Sulfation is a widespread modification for biomolecules so far poorly explored. Through cross phenotype meta-analysis for human bone mineral density up to 426824 participants and phenotypic characterization of multiple mutant mouse lines, we identified a causative role of the sulfate transporter SLC26A2 deficiency in osteoporosis. Ablation of SLC26A2 in osteoblasts caused severe bone loss and accumulation of immature bone cells and elicited a peculiar pericellular matrix (PCM) outcome, undersulfation coupled with decreased stiffness. Consequently, such altered chemophysical properties of PCM disrupted focal adhesion formation of osteoblasts. Based on bulk RNA sequencing and functional assays, we held a mechano-reciprocal tandem inhibition of FAK and YAP/TAZ responsible for impinged osteoblast maturation by SLC26A2 deficiency, where sulfation and stiffness of PCM were compromised by defective sulfate uptake and thus to exert an outside-in impediment to FAK-dependent YAP/TAZ activity required for osteoblast maturation.
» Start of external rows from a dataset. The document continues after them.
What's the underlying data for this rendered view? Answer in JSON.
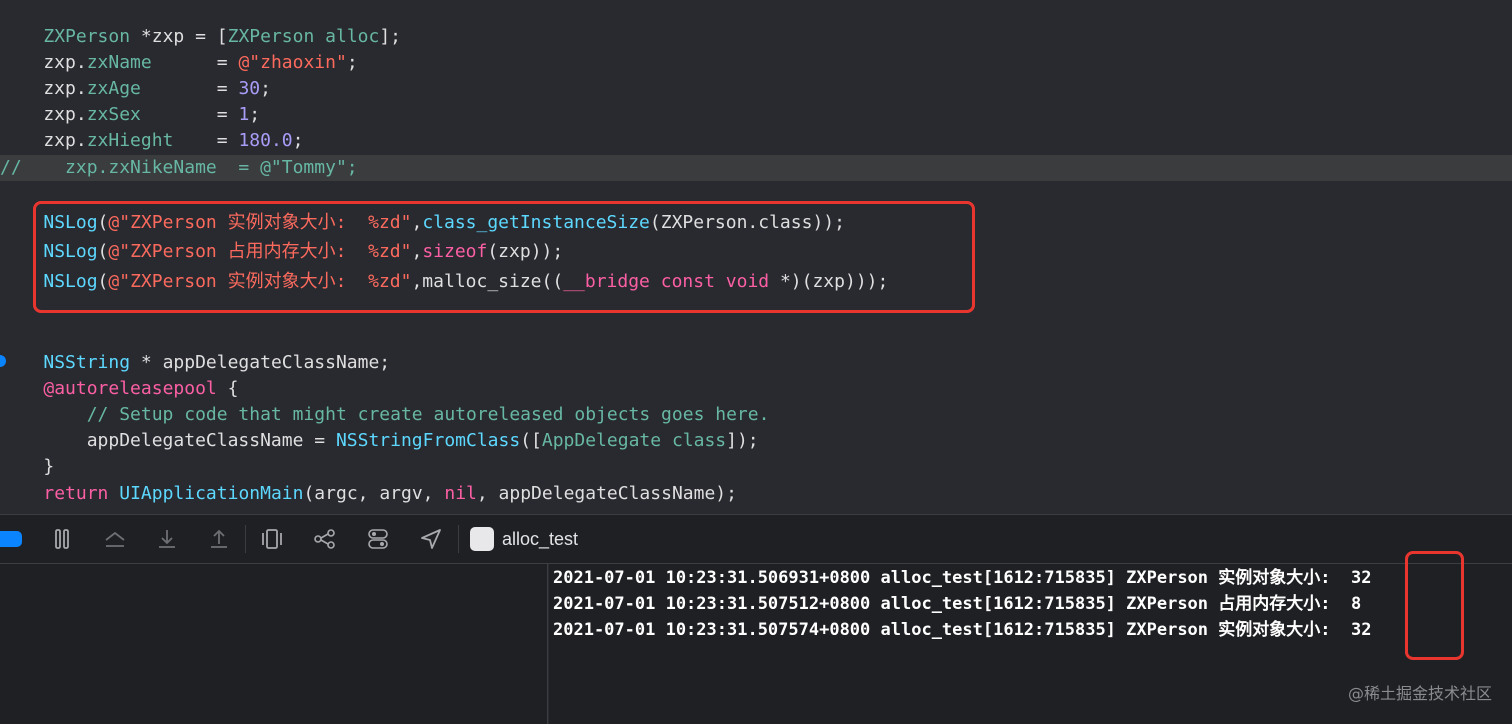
{
  "code_lines": [
    {
      "tokens": [
        [
          "    ",
          "t-white"
        ],
        [
          "ZXPerson",
          "t-green"
        ],
        [
          " *zxp = [",
          "t-white"
        ],
        [
          "ZXPerson",
          "t-green"
        ],
        [
          " ",
          "t-white"
        ],
        [
          "alloc",
          "t-func"
        ],
        [
          "];",
          "t-white"
        ]
      ]
    },
    {
      "tokens": [
        [
          "    zxp.",
          "t-white"
        ],
        [
          "zxName",
          "t-prop"
        ],
        [
          "      = ",
          "t-white"
        ],
        [
          "@\"zhaoxin\"",
          "t-str"
        ],
        [
          ";",
          "t-white"
        ]
      ]
    },
    {
      "tokens": [
        [
          "    zxp.",
          "t-white"
        ],
        [
          "zxAge",
          "t-prop"
        ],
        [
          "       = ",
          "t-white"
        ],
        [
          "30",
          "t-field"
        ],
        [
          ";",
          "t-white"
        ]
      ]
    },
    {
      "tokens": [
        [
          "    zxp.",
          "t-white"
        ],
        [
          "zxSex",
          "t-prop"
        ],
        [
          "       = ",
          "t-white"
        ],
        [
          "1",
          "t-field"
        ],
        [
          ";",
          "t-white"
        ]
      ]
    },
    {
      "tokens": [
        [
          "    zxp.",
          "t-white"
        ],
        [
          "zxHieght",
          "t-prop"
        ],
        [
          "    = ",
          "t-white"
        ],
        [
          "180.0",
          "t-field"
        ],
        [
          ";",
          "t-white"
        ]
      ]
    },
    {
      "tokens": [
        [
          "//    zxp.zxNikeName  = @\"Tommy\";",
          "t-func"
        ]
      ],
      "highlight": true
    },
    {
      "tokens": [
        [
          "",
          "t-white"
        ]
      ]
    },
    {
      "tokens": [
        [
          "    ",
          "t-white"
        ],
        [
          "NSLog",
          "t-cyan"
        ],
        [
          "(",
          "t-white"
        ],
        [
          "@\"ZXPerson 实例对象大小:  %zd\"",
          "t-str"
        ],
        [
          ",",
          "t-white"
        ],
        [
          "class_getInstanceSize",
          "t-cyan"
        ],
        [
          "(ZXPerson.class));",
          "t-white"
        ]
      ]
    },
    {
      "tokens": [
        [
          "    ",
          "t-white"
        ],
        [
          "NSLog",
          "t-cyan"
        ],
        [
          "(",
          "t-white"
        ],
        [
          "@\"ZXPerson 占用内存大小:  %zd\"",
          "t-str"
        ],
        [
          ",",
          "t-white"
        ],
        [
          "sizeof",
          "t-kw"
        ],
        [
          "(zxp));",
          "t-white"
        ]
      ]
    },
    {
      "tokens": [
        [
          "    ",
          "t-white"
        ],
        [
          "NSLog",
          "t-cyan"
        ],
        [
          "(",
          "t-white"
        ],
        [
          "@\"ZXPerson 实例对象大小:  %zd\"",
          "t-str"
        ],
        [
          ",malloc_size((",
          "t-white"
        ],
        [
          "__bridge",
          "t-kw"
        ],
        [
          " ",
          "t-white"
        ],
        [
          "const",
          "t-kw"
        ],
        [
          " ",
          "t-white"
        ],
        [
          "void",
          "t-kw"
        ],
        [
          " *)(zxp)));",
          "t-white"
        ]
      ]
    },
    {
      "tokens": [
        [
          "",
          "t-white"
        ]
      ]
    },
    {
      "tokens": [
        [
          "",
          "t-white"
        ]
      ]
    },
    {
      "tokens": [
        [
          "    ",
          "t-white"
        ],
        [
          "NSString",
          "t-cyan"
        ],
        [
          " * appDelegateClassName;",
          "t-white"
        ]
      ]
    },
    {
      "tokens": [
        [
          "    ",
          "t-white"
        ],
        [
          "@autoreleasepool",
          "t-kw"
        ],
        [
          " {",
          "t-white"
        ]
      ]
    },
    {
      "tokens": [
        [
          "        // Setup code that might create autoreleased objects goes here.",
          "t-func"
        ]
      ]
    },
    {
      "tokens": [
        [
          "        appDelegateClassName = ",
          "t-white"
        ],
        [
          "NSStringFromClass",
          "t-cyan"
        ],
        [
          "([",
          "t-white"
        ],
        [
          "AppDelegate",
          "t-green"
        ],
        [
          " ",
          "t-white"
        ],
        [
          "class",
          "t-func"
        ],
        [
          "]);",
          "t-white"
        ]
      ]
    },
    {
      "tokens": [
        [
          "    }",
          "t-white"
        ]
      ]
    },
    {
      "tokens": [
        [
          "    ",
          "t-white"
        ],
        [
          "return",
          "t-kw"
        ],
        [
          " ",
          "t-white"
        ],
        [
          "UIApplicationMain",
          "t-cyan"
        ],
        [
          "(argc, argv, ",
          "t-white"
        ],
        [
          "nil",
          "t-kw"
        ],
        [
          ", appDelegateClassName);",
          "t-white"
        ]
      ]
    }
  ],
  "toolbar": {
    "target_name": "alloc_test",
    "icons": [
      "pause-icon",
      "step-over-icon",
      "step-into-icon",
      "step-out-icon",
      "view-hierarchy-icon",
      "memory-graph-icon",
      "environment-overrides-icon",
      "location-icon"
    ]
  },
  "console": {
    "lines": [
      "2021-07-01 10:23:31.506931+0800 alloc_test[1612:715835] ZXPerson 实例对象大小:  32",
      "2021-07-01 10:23:31.507512+0800 alloc_test[1612:715835] ZXPerson 占用内存大小:  8",
      "2021-07-01 10:23:31.507574+0800 alloc_test[1612:715835] ZXPerson 实例对象大小:  32"
    ]
  },
  "watermark": "@稀土掘金技术社区",
  "colors": {
    "highlight_box": "#e8362f",
    "breakpoint_blue": "#0a84ff",
    "editor_bg": "#292a30",
    "console_bg": "#1f2024"
  }
}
Moreover, pharmacological abrogation of the Hippo kinases and forced wheel-running concordantly ameliorated SLC26A2-deficient osteoporosis via enforcement of YAP/TAZ activity. Intriguingly, “guilt by association” analysis of single-cell sequencing data suggested coordination between sulfate metabolism, focal adhesion and YAP/TAZ activity during osteoblast-to-osteocyte transition. As seen in ovariectomized mice and patients with osteoporosis, tandem inhibition of FAK and YAP/TAZ apparently engaged in pathology of broader types of osteoporosis beyond SLC26A2 context. Collectively, these data unveil an unanticipated role of sulfation in developmental mechanoreciprocity between matrix and osteoblasts, which could be leveraged to prevent bone loss. To better understand molecular mechanisms underlying disrupted osteoblast maturation caused by SLC26A2 deficiency, we applied bulk RNA sequencing (bulk-seq) to Col2.3kb-Cre; Slc26a2 fl/fl (CKO) and Col2.3kb-Cre; Slc26a2 fl/+ (Control) femoral cortical bone shafts at post natal day 7 (P7).